When I visited him on Monday, it took Chabad Rabbi Yitzi Hurwitz at least a minute to get these words out: “I’m honored to see you.”
Eight years ago, when I met him for the first time, he was doing better. A few years earlier, he had undergone a tracheostomy, a surgical procedure that creates an airway allowing him to breathe.
At the time, he had been using a machine called a BiPAP to help him breathe, but he seemed to be fading. His wife and devoted partner, Dina, took him to the hospital where he was diagnosed with pneumonia and an oxygen level that was dangerously low.
The tracheostomy kept him alive.
But ALS, also known as Lou Gehrig’s disease, is a degenerative disease that gets more debilitating with time. The miracle of Yitzi Hurwitz is that ever since he was diagnosed with the disease in 2013, he has squeezed every little ounce of life that has been afforded to him.
He couldn’t move his body when I met him eight years ago, but he was well enough that he could point his eyes at individual letters on a specially designed computer screen with eye-tracking software. That allowed him to write weekly Torah commentaries and share his blog with readers from around the world.
As painstaking as that was, it’s even harder today to eke out the letters, but he still manages with the assistance of a person holding a special board of letters.
As long as there’s life, Yitzi is all in.
He can hear perfectly. This helps him hear the words of his wife, children, friends, visitors and the Yeshiva students of his La Brea neighborhood who read him words of Torah throughout the day. He can hear music, he can see videos of himself dancing when he was a Chabad emissary in Temecula, he can see faces.
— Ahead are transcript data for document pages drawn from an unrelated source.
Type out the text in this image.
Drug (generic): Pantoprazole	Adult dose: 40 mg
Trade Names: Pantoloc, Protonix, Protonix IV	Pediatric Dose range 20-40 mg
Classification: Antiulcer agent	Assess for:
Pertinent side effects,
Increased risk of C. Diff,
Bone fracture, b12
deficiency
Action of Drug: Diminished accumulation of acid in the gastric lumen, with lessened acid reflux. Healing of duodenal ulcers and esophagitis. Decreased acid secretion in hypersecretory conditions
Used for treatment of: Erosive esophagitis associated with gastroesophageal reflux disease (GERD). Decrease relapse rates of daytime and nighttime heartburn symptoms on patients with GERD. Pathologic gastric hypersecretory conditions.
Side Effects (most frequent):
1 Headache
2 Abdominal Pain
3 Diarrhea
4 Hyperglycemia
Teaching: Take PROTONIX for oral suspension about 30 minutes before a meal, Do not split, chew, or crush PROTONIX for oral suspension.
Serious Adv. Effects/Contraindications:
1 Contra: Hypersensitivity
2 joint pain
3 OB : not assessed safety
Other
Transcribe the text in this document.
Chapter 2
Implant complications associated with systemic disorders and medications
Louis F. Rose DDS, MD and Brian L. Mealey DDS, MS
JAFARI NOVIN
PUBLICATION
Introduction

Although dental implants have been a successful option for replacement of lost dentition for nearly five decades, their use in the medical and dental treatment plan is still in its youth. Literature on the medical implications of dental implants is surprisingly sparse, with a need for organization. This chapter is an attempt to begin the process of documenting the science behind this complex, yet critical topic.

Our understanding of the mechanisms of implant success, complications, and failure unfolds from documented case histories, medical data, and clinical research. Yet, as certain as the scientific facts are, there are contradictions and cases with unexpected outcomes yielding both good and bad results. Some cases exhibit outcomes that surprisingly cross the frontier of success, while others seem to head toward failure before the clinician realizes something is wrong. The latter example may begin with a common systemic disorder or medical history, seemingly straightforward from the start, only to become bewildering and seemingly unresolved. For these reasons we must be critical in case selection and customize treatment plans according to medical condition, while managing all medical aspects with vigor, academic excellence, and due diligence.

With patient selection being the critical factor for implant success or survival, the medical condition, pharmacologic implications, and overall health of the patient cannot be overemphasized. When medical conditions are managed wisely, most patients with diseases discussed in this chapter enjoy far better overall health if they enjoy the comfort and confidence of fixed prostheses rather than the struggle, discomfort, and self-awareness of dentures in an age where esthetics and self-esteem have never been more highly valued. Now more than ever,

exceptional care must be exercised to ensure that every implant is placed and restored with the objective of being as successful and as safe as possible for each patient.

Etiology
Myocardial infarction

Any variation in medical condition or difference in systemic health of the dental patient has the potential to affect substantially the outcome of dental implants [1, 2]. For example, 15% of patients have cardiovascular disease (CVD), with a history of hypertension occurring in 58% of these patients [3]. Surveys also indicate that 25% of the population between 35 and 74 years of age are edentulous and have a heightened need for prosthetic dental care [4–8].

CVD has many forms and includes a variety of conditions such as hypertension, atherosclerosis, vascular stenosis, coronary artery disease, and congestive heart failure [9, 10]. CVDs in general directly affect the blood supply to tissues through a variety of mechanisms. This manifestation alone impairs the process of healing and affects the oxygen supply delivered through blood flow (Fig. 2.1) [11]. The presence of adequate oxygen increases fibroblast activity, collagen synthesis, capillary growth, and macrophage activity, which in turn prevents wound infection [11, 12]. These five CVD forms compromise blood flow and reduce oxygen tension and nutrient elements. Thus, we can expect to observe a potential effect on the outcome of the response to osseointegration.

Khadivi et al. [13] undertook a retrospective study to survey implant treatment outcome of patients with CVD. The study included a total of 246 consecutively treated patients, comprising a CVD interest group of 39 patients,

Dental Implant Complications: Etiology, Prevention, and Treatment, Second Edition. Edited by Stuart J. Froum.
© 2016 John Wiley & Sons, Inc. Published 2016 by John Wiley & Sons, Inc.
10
His eyes didn’t have the sparkle they had eight years ago, so I made an extra effort to connect with him.
First, I reminded him that when we first met, I told him I needed his help. I was scheduled to give a talk on the weekly Torah portion, Tazria and Metzorah, so I asked him if he could share something with me.
I read to him an excerpt from his commentary which I used in my talk:
“The real question is, what do you see when you meet a Metzorah? Do you focus on the ailment (a biblical-era type of leprosy), or on the possibility to reenter? How does the Metzorah view himself? Does he see himself as an outcast? Or as a person who was granted the opportunity and the time to search his ways and refine himself to have a more meaningful existence upon reentry?”
I could feel that he heard and recognized every word. Maybe it was my imagination, but I saw a hint of a sparkle in his eyes.
Later, I shared a Hanukkah story about lighting the first candle of the holiday at Ben Gurion Airport, thanks to a Chabad emissary. The best part of the story, I told him, was that as happy as I was, the emissary seemed even happier for helping another Jew do a mitzvah.
During my visit, I discussed with other visitors the idea of choosing words carefully. I asked Yitzi if his verbal limitations forced him to look for deeper, essential insights in the Torah. His nurse, who knows him well, held up the letter board and immediately answered “yes.”
I also mentioned that in recent years, a movement has started around the notion of five words—five words to tell a story, five words to review a book, and so on.
While my friend Dina Leeds read aloud a transcript of a film about Yitzi’s journey, I couldn’t help think of what five words I would use to describe that journey. What especially moved me was that ten years ago, he had a choice. He knew his body would never move again. He knew how limited he would be.
As Dina quoted Yitzi in the story:
“At this point, I was given the choice to have the tracheostomy, effectively saving my life, or choose against it, putting an end to the suffering and difficulties. Legally and halachically (according to Jewish law), it was my choice, and with Dina’s unwavering support, I chose to live.”
The five words wrote themselves:
They asked. I chose life.
Before leaving, I felt a need to do something special, like share something personal. Knowing his love of Torah and with Shavuot– the holiday of receiving the Torah– only a day away, I shared that I was born in a little village just outside of Casablanca on the first morning of Shavuot. And as my mother has never stopped reminding me, I came out that morning right around when the actual Torah came out. (Maybe the holiest thing I’ve ever done.)
I wanted Yitzi to feel the blessings of our Torah holiday through my little Shavuot story, to feel that this was not just another greeting of “chag sameach.”
The delicate tears in his eyes were worth a thousand words.